Sorry, Rick Perry. Your world-famous Texas executions might have to be put on hold for a little bit. One of the only exporters left of the death drugs used to kill American inmates is pulling the plug on sending shipments abroad.
The entire European Union is looking to put a halt on the export of certain barbituric acids starting at the end of this week, and among those impacted by the ban is sodium thiopental, the anesthetic used in the execution cocktail favored by many of the American states that still impose the death penalty.
This news comes courtesy of the German newspaper Süddeutsche Zeitung, which first reported on the EU ban on Monday. The Official Journal of the European Union (OJ) is set to publish the new regulations on the export this week, with the ban formally taking effect this Friday.
The United States has been scouring the globe for thiopental ever since Illinois-based pharmaceutical company Hospira stopped manufacturing it in January, ceasing domestic production entirely. While the drug is still being made in some international locales — and stockpiles exist across the US — the future of executions in America will surely be impacted by the ban.

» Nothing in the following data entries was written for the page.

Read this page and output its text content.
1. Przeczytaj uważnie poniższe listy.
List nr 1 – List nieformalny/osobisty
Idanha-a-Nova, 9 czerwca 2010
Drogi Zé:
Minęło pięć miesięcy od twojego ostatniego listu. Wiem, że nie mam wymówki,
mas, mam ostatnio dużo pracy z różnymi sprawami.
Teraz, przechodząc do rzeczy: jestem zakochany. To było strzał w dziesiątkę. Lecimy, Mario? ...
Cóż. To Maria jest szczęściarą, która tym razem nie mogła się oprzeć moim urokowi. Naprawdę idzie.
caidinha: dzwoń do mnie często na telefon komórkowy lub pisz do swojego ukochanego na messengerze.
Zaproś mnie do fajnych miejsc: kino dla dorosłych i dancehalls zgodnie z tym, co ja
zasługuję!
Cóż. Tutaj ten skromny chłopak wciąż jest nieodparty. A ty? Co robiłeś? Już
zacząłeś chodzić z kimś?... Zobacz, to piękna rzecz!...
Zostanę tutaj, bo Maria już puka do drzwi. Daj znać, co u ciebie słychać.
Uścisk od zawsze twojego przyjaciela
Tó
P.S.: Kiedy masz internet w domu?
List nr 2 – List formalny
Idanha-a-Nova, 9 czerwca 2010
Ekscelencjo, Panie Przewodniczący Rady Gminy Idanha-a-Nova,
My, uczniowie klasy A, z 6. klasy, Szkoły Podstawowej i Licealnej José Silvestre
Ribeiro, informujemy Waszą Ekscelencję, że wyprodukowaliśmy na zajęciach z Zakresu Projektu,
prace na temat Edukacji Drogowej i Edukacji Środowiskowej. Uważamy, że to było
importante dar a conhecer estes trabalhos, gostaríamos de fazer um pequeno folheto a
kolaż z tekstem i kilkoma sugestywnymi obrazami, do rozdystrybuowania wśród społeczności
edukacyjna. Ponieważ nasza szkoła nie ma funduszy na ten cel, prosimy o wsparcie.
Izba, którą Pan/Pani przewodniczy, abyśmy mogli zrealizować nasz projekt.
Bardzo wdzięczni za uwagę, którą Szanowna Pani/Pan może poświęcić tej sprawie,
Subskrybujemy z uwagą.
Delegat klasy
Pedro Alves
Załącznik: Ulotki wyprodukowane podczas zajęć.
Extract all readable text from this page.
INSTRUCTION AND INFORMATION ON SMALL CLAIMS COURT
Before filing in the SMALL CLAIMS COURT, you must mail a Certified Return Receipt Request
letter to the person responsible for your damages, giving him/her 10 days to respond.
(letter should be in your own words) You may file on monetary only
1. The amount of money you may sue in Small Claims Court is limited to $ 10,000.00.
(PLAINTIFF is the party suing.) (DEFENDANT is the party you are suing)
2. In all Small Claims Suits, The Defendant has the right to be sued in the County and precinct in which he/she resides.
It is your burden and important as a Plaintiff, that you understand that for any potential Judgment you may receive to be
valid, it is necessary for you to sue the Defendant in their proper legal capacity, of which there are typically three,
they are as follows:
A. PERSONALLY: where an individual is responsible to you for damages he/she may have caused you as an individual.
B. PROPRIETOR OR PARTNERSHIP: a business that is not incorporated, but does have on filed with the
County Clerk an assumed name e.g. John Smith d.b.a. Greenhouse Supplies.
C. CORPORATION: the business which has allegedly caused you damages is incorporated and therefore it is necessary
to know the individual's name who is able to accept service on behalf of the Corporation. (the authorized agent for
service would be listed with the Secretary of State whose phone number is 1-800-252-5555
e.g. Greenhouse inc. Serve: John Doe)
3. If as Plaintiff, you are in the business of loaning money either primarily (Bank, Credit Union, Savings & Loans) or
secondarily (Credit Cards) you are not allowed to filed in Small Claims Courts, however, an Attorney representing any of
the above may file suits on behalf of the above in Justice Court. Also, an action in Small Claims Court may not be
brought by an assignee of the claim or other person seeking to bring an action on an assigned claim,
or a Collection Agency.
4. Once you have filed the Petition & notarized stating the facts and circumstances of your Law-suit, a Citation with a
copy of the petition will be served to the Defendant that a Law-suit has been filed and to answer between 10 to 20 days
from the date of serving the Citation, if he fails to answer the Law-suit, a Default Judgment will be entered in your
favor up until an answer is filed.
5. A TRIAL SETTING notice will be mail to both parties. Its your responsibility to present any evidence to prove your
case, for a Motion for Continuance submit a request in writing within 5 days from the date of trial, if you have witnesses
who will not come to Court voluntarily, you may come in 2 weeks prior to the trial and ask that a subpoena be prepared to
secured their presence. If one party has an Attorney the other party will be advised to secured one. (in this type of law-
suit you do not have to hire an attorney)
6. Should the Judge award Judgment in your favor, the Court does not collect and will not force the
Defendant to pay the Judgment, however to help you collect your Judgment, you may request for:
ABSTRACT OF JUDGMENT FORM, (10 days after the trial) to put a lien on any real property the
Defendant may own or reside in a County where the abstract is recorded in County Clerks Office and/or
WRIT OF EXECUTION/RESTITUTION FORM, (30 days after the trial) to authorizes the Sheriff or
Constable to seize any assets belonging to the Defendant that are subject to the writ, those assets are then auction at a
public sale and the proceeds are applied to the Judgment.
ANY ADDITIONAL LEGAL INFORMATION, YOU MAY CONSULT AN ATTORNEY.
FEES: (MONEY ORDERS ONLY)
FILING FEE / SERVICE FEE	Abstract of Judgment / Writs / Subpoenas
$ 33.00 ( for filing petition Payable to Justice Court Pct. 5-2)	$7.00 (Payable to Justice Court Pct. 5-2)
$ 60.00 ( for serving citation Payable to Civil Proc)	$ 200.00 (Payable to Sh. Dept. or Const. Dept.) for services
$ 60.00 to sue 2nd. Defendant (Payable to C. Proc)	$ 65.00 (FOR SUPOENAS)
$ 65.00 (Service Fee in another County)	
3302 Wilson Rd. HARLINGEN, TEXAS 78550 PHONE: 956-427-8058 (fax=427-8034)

The United States has already executed 43 inmates in 2011. By April 1, 2012, another dozen are already slated to be killed. As supplies of sodium thiopental dwindle, however, replacing it with another drug would require a lengthy approval process which could complicate scheduled executions, which are already being in part delayed.
While sodium thiopental has other uses, more and more countries are enacting embargoes of sodium thiopental on America as it becomes clear that the US is obtaining the drug only to bring upon death.
The latest regulation come as a huge blow to the American killing industry but is not an outcome that has come from out of nowhere. Earlier this year, German Vice Chancellor Philipp Rösler denied a request from former US Commerce Secretary Gary Locke to obtain the drug. The Süddeutsche reports that Rösler, health minister of Germany when he rejected Locke’s plea, helped in part introduce the new regulations over the drug.
Additionally, the CEO of a Switzerland-based pharmaceutical company also attacked American officials for using surreptitious means to obtain the poison.
“I am shocked and appalled by this news,” Prithi Kochhar of Swiss-based Naari AH, wrote to Nebraska’s Supreme Court Chief Justice Michael Heavican. “I am writing to request that the thiopental which was wrongfully diverted … to the Nebraska Department of Correctional Services be returned immediately to its rightful owners, that is, that it be returned to us at Naari.”
Indian pharmaceutical company Kayem Pharmaceutical Pvt. Ltd. also recently stopped export of the drug for use in executions. “We thought exporting to the US will be good for us,” Kayem Managing Director Navneet Verma tells The Hindu. “We sold 500 vials of the drug to Nebraska and 500 to South Dakota, not knowing its end use. When we learnt it was being used for execution in US prisons it was a total bouncer. We issued a public statement announcing that we have discontinued selling it to the.,”
Lundbeck, a Danish manufacturer of a related drug used in recent months for executions, pentobarbital, says on its website that it “will deny distribution of the product to prisons in US states currently active in carrying out the death penalty by lethal injection.” Richard Dieter, executive director of the Death Penalty Information Center, tells the Lincoln Journal Star, however, that pentobarbital is still widely available in the states. To the World-Herald, Dieter adds, “If Nebraska just moves to pentobarbital, which is the typical next step, the state will probably soon face problems with that drug also.”
Around 11 states in the US have been attempting to purchase sodium thiopental from outside sources since Hospira ceased production, but the US Drug Enforcement Administration has largely seized stockpiles, citing imports conducted illegally. It is believed that 35 states in all use the anesthetic in one way or another to execute alleged criminals.